This morning I was faced with an interesting issue. Somehow, I’m not entirely sure how, all the rows from one table in a database for a bespoke application I developed were missing. After spending an hour trawling through the logs of both SQL Server and the application’s logs I couldn’t figure out why they were missing. Luckily the application isn’t mission critical!
So, onto out backup server to restore the database from last nights backup.

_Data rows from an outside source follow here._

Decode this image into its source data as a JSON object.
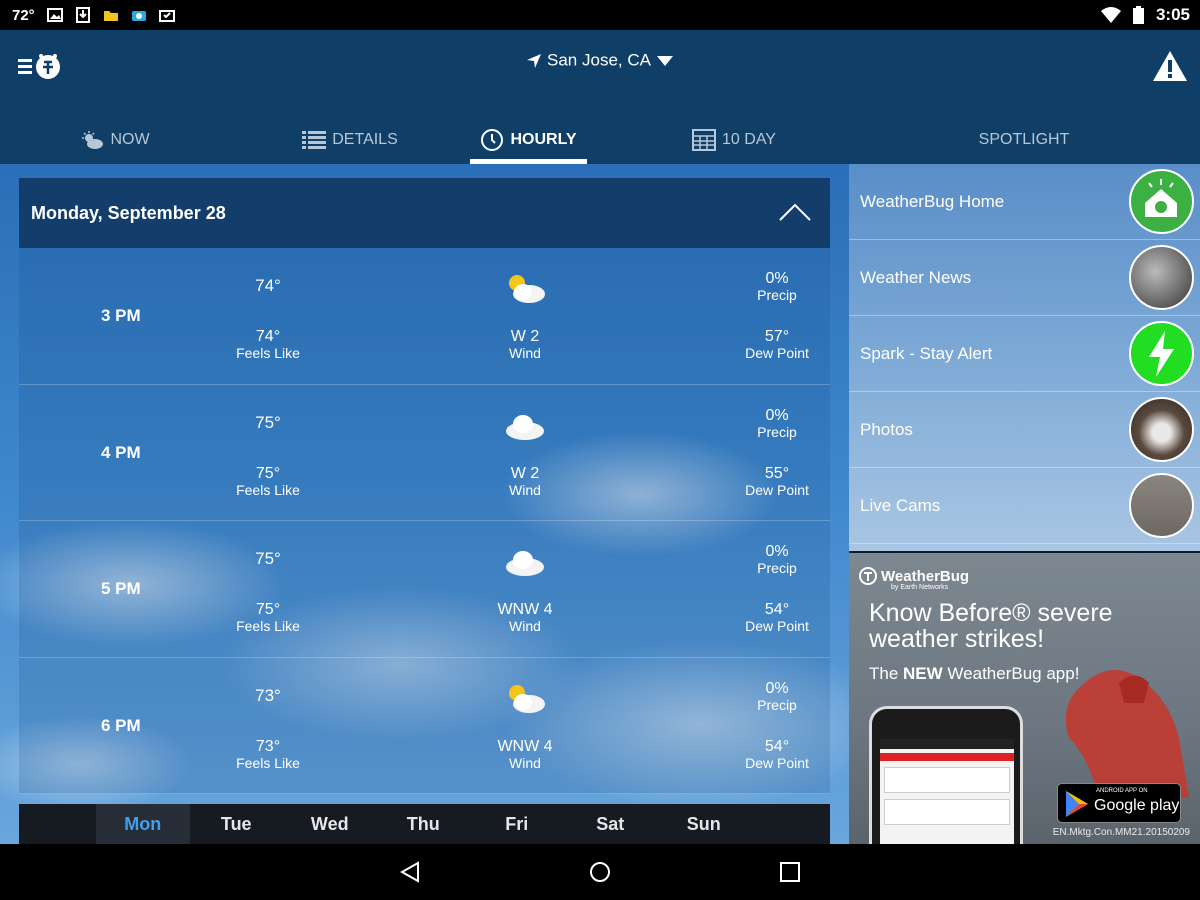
{
  "status_bar": {
    "temperature": "72°",
    "time": "3:05",
    "left_icons": [
      "image-icon",
      "download-icon",
      "folder-icon",
      "camera-icon",
      "briefcase-icon"
    ],
    "right_icons": [
      "wifi-icon",
      "battery-icon"
    ]
  },
  "header": {
    "location": "San Jose, CA",
    "menu_icon": "weatherbug-menu-icon",
    "alert_icon": "alert-icon"
  },
  "tabs": [
    {
      "label": "NOW",
      "icon": "sun-cloud-icon",
      "active": false
    },
    {
      "label": "DETAILS",
      "icon": "list-icon",
      "active": false
    },
    {
      "label": "HOURLY",
      "icon": "clock-icon",
      "active": true
    },
    {
      "label": "10 DAY",
      "icon": "calendar-icon",
      "active": false
    },
    {
      "label": "SPOTLIGHT",
      "icon": "",
      "active": false
    }
  ],
  "hourly": {
    "date": "Monday, September 28",
    "rows": [
      {
        "time": "3 PM",
        "temp": "74°",
        "feels": "74°",
        "feels_label": "Feels Like",
        "wind": "W 2",
        "wind_label": "Wind",
        "precip": "0%",
        "precip_label": "Precip",
        "dew": "57°",
        "dew_label": "Dew Point",
        "icon": "partly-sunny-icon"
      },
      {
        "time": "4 PM",
        "temp": "75°",
        "feels": "75°",
        "feels_label": "Feels Like",
        "wind": "W 2",
        "wind_label": "Wind",
        "precip": "0%",
        "precip_label": "Precip",
        "dew": "55°",
        "dew_label": "Dew Point",
        "icon": "cloud-icon"
      },
      {
        "time": "5 PM",
        "temp": "75°",
        "feels": "75°",
        "feels_label": "Feels Like",
        "wind": "WNW 4",
        "wind_label": "Wind",
        "precip": "0%",
        "precip_label": "Precip",
        "dew": "54°",
        "dew_label": "Dew Point",
        "icon": "cloud-icon"
      },
      {
        "time": "6 PM",
        "temp": "73°",
        "feels": "73°",
        "feels_label": "Feels Like",
        "wind": "WNW 4",
        "wind_label": "Wind",
        "precip": "0%",
        "precip_label": "Precip",
        "dew": "54°",
        "dew_label": "Dew Point",
        "icon": "partly-sunny-icon"
      }
    ]
  },
  "days": [
    {
      "label": "Mon",
      "active": true
    },
    {
      "label": "Tue",
      "active": false
    },
    {
      "label": "Wed",
      "active": false
    },
    {
      "label": "Thu",
      "active": false
    },
    {
      "label": "Fri",
      "active": false
    },
    {
      "label": "Sat",
      "active": false
    },
    {
      "label": "Sun",
      "active": false
    }
  ],
  "sidebar": {
    "items": [
      {
        "label": "WeatherBug Home",
        "thumb": "weatherbug-home-icon"
      },
      {
        "label": "Weather News",
        "thumb": "news-thumbnail"
      },
      {
        "label": "Spark - Stay Alert",
        "thumb": "lightning-icon"
      },
      {
        "label": "Photos",
        "thumb": "photo-thumbnail"
      },
      {
        "label": "Live Cams",
        "thumb": "cam-thumbnail"
      }
    ]
  },
  "ad": {
    "brand": "WeatherBug",
    "brand_sub": "by Earth Networks",
    "headline": "Know Before® severe weather strikes!",
    "tagline_pre": "The ",
    "tagline_bold": "NEW",
    "tagline_post": " WeatherBug app!",
    "store_small": "ANDROID APP ON",
    "store_big": "Google play",
    "code": "EN.Mktg.Con.MM21.20150209"
  },
  "colors": {
    "appbar": "#0f3e66",
    "active_day": "#3fa0ee",
    "spark_green": "#22dd22",
    "home_green": "#3cb043"
  }
}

I performed a file level restore of the .mdf file but wait a minute, where the f**k is the .ldf file? Missing from the backup 😦
To restore the database as a single file copy the mdf file to the desired location and use the following query.
USE master
GO
CREATE DATABASE [TestDatabase] ON
(FILENAME = N’C:TempFolderSP_C_Intranet-Restored.mdf’)
FOR ATTACH_REBUILD_LOG
GO
Oh dear. it looks like the transaction large wasn’t committed before the backup was taken.
The log cannot be rebuilt because there were open transactions/users when the database was shutdown, no checkpoint occurred to the database, or the database was read-only. This error could occur if the transaction log file was manually deleted or lost due to a hardware or environment failure.
Msg 1813, Level 16, State 2, Line 1
Could not open new database ‘TestDatabase’. CREATE DATABASE is aborted.
There is a way around this issue but it may result in data loss so it is not recommended for a live environment. We can force SQL Server to rebuild the log using the following Query.
USE master
GO
CREATE DATABASE [TestDatabase] ON
(FILENAME = N’C:TempFolderSP_C_Intranet-Restored.mdf’)
FOR ATTACH_FORCE_REBUILD_LOG
GO
And that’s it. Now go and make sure your backups are running properly instead of pissing about.